The Evangelical churches in our area were like those silos. Congregations warehoused inside their own buildings, bunkered inside the four walls of their square silos. After we moved back to IL in 2004, Bill and I got involved in a regional prayer ministry. Through that ministry, we met others who were not satisfied with encouraging churches to simply build bigger silos, but instead cared about cultivating relationships between believers in those silos. I volunteered to begin communicating prayer answers, needs and events between congregational prayer champions. I connected with a woman who’d been involved in organizing quarterly concerts of prayer for our area, and with a fledgling organization called Catalyst Lake County. Catalyst Lake County (no relationship to the conference organization) was launched as a result of conversations a local mega-church pastor began having with a few other local pastors as they began asking together “What can we accomplish together that we can’t do alone?”

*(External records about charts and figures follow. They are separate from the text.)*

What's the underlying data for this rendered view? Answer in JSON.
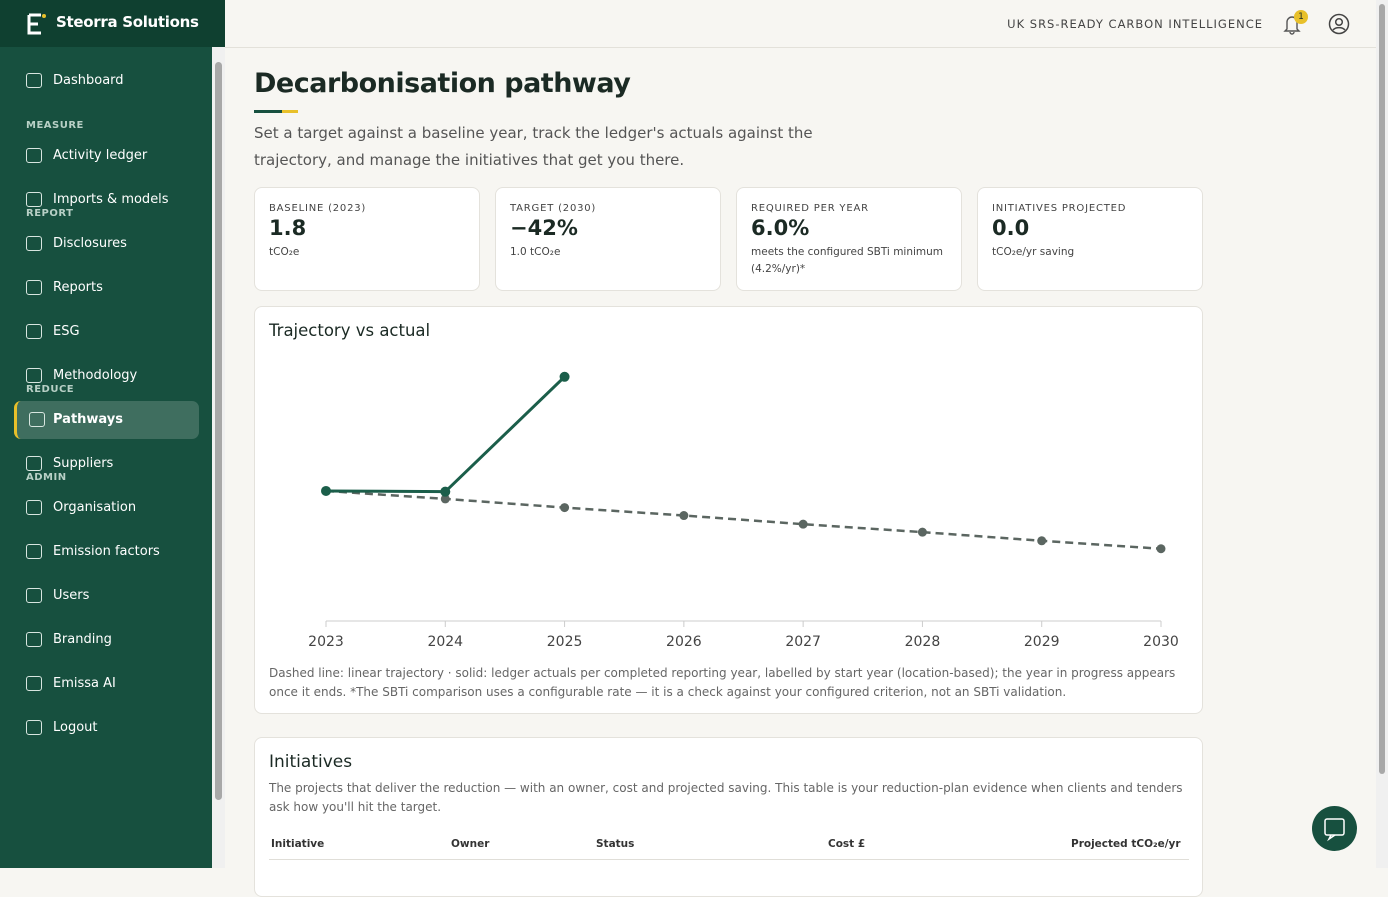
{
  "brand": "Steorra Solutions",
  "nav": [
    {
      "items": [
        "Dashboard"
      ]
    },
    {
      "heading": "MEASURE",
      "items": [
        "Activity ledger",
        "Imports & models"
      ]
    },
    {
      "heading": "REPORT",
      "items": [
        "Disclosures",
        "Reports",
        "ESG",
        "Methodology"
      ]
    },
    {
      "heading": "REDUCE",
      "items": [
        "Pathways",
        "Suppliers"
      ]
    },
    {
      "heading": "ADMIN",
      "items": [
        "Organisation",
        "Emission factors",
        "Users",
        "Branding",
        "Emissa AI",
        "Logout"
      ]
    }
  ],
  "active_item": "Pathways",
  "header": {
    "tagline": "UK SRS-READY CARBON INTELLIGENCE",
    "notifications": "1"
  },
  "page": {
    "title": "Decarbonisation pathway",
    "subtitle": "Set a target against a baseline year, track the ledger's actuals against the trajectory, and manage the initiatives that get you there."
  },
  "kpis": [
    {
      "label": "BASELINE (2023)",
      "value": "1.8",
      "note": "tCO₂e"
    },
    {
      "label": "TARGET (2030)",
      "value": "−42%",
      "note": "1.0 tCO₂e"
    },
    {
      "label": "REQUIRED PER YEAR",
      "value": "6.0%",
      "note": "meets the configured SBTi minimum (4.2%/yr)*"
    },
    {
      "label": "INITIATIVES PROJECTED",
      "value": "0.0",
      "note": "tCO₂e/yr saving"
    }
  ],
  "chart_card": {
    "title": "Trajectory vs actual",
    "footnote": "Dashed line: linear trajectory · solid: ledger actuals per completed reporting year, labelled by start year (location-based); the year in progress appears once it ends. *The SBTi comparison uses a configurable rate — it is a check against your configured criterion, not an SBTi validation."
  },
  "chart_data": {
    "type": "line",
    "x": [
      2023,
      2024,
      2025,
      2026,
      2027,
      2028,
      2029,
      2030
    ],
    "xlim": [
      2023,
      2030
    ],
    "xticks": [
      2023,
      2024,
      2025,
      2026,
      2027,
      2028,
      2029,
      2030
    ],
    "ylim": [
      0,
      4
    ],
    "series": [
      {
        "color": "#5b6661",
        "dashed": true,
        "values": [
          1.8,
          1.69,
          1.57,
          1.46,
          1.34,
          1.23,
          1.11,
          1.0
        ]
      },
      {
        "color": "#1b5e4a",
        "dashed": false,
        "values": [
          1.8,
          1.79,
          3.38,
          null,
          null,
          null,
          null,
          null
        ]
      }
    ]
  },
  "initiatives": {
    "title": "Initiatives",
    "description": "The projects that deliver the reduction — with an owner, cost and projected saving. This table is your reduction-plan evidence when clients and tenders ask how you'll hit the target.",
    "columns": [
      "Initiative",
      "Owner",
      "Status",
      "Cost £",
      "Projected tCO₂e/yr"
    ]
  }
}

From 2006 onward, I had the privilege of being involved in helping to shape communications strategy for this organization – documenting stories of God at work (I wrote probably close to 200 of these accounts), and working with others to develop an e-newsletter designed to share those stories, along with information, inspiration and event listings that went out to a mailing list with 3,000-plus names on it. It was extremely gratifying to see the way that regular communication facilitated connection. And those involved with Catalyst Lake County, which would eventually become Christ Together Chicago, watched as connection of all kinds began to “de-silo” the churches. Catalyst Lake County brought Pastor Bill Yaccino to this area 6 years ago to nurture these connections, serve church and faith-based not-for-profits, and cheerlead the Church while encouraging her to think in terms of kingdom instead of silo. Kingdom thinking led to relationships being built and, in some cases, repaired between pastors serving the same geographic areas. food drives, shared building projects, urban gardens, backpack drives, prayer gatherings, and county=wide learning/worship/networking events (like this, this, this, this, and this). From this groundwork, 10 pastors in one town took things in a new direction as they launched the Go! Project, where small groups comprised of members from many churches living in the same neighborhood were formed in order to reach out to their not-yet-believing neighbors.

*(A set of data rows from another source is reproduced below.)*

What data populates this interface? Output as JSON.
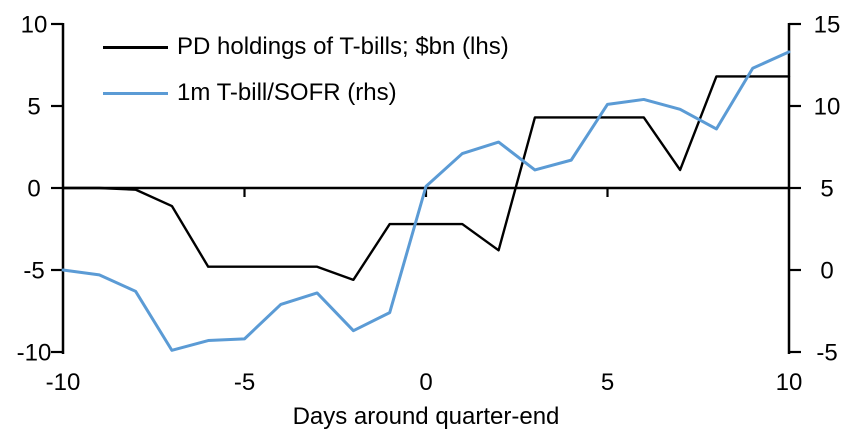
{
  "chart_data": {
    "type": "line",
    "x": [
      -10,
      -9,
      -8,
      -7,
      -6,
      -5,
      -4,
      -3,
      -2,
      -1,
      0,
      1,
      2,
      3,
      4,
      5,
      6,
      7,
      8,
      9,
      10
    ],
    "series": [
      {
        "name": "PD holdings of T-bills; $bn (lhs)",
        "axis": "left",
        "color": "#000000",
        "stroke_width": 2.4,
        "values": [
          0,
          0,
          -0.1,
          -1.1,
          -4.8,
          -4.8,
          -4.8,
          -4.8,
          -5.6,
          -2.2,
          -2.2,
          -2.2,
          -3.8,
          4.3,
          4.3,
          4.3,
          4.3,
          1.1,
          6.8,
          6.8,
          6.8
        ]
      },
      {
        "name": "1m T-bill/SOFR (rhs)",
        "axis": "right",
        "color": "#5B9BD5",
        "stroke_width": 3,
        "values": [
          0,
          -0.3,
          -1.3,
          -4.9,
          -4.3,
          -4.2,
          -2.1,
          -1.4,
          -3.7,
          -2.6,
          5.1,
          7.1,
          7.8,
          6.1,
          6.7,
          10.1,
          10.4,
          9.8,
          8.6,
          12.3,
          13.3
        ]
      }
    ],
    "title": "",
    "xlabel": "Days around quarter-end",
    "x_axis": {
      "range": [
        -10,
        10
      ],
      "ticks": [
        -10,
        -5,
        0,
        5,
        10
      ],
      "tick_labels": [
        "-10",
        "-5",
        "0",
        "5",
        "10"
      ]
    },
    "left_axis": {
      "range": [
        -10,
        10
      ],
      "ticks": [
        10,
        5,
        0,
        -5,
        -10
      ],
      "tick_labels": [
        "10",
        "5",
        "0",
        "-5",
        "-10"
      ]
    },
    "right_axis": {
      "range": [
        -5,
        15
      ],
      "ticks": [
        15,
        10,
        5,
        0,
        -5
      ],
      "tick_labels": [
        "15",
        "10",
        "5",
        "0",
        "-5"
      ]
    },
    "grid": false,
    "legend_position": "top-left",
    "axis_color": "#000000",
    "background_color": "#FFFFFF"
  }
}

Local leaders hope to facilitate the Go! Project model among pastoral networks across Chicagoland. And the organizational guy involved in starting Catalyst Lake County nearly 10 years ago has connected with others involved in trying to spur city transformation across the country.
Christ Together Chicago in its current form is no more. It has been an honor to serve, first as a volunteer, then for the last 3 years as a contracted Communications Director. I’ll miss the relationships, and I’ll certainly miss the work, but I think the thing I’ll miss the most is seeing people come out of their silos and connect in new ways with the Lord and one another. I am changed because I have had a front-row seat that’s allowed me to catch glimpses of what the answer to this prayer of Jesus might look like:
I pray also for those who will believe in me through their message, hat all of them may be one, Father, just as you are in me and I am in you. May they also be in us so that the world may believe that you have sent me. I have given them the glory that you gave me, that they may be one as we are one—I in them and you in me—so that they may be brought to complete unity. Then the world will know that you sent me and have loved them even as you have loved me. –John 17:20-23
My experience during the last six years has ruined me for life back inside the silo. That kind of ruin is another glimpse of the answer to the prayer of Jesus. As the mission goes forward in new formats and with new leadership, I am praying that many others – both inside and outside the church, glimpse how very lovely, how very John 17, life outside the silo can be.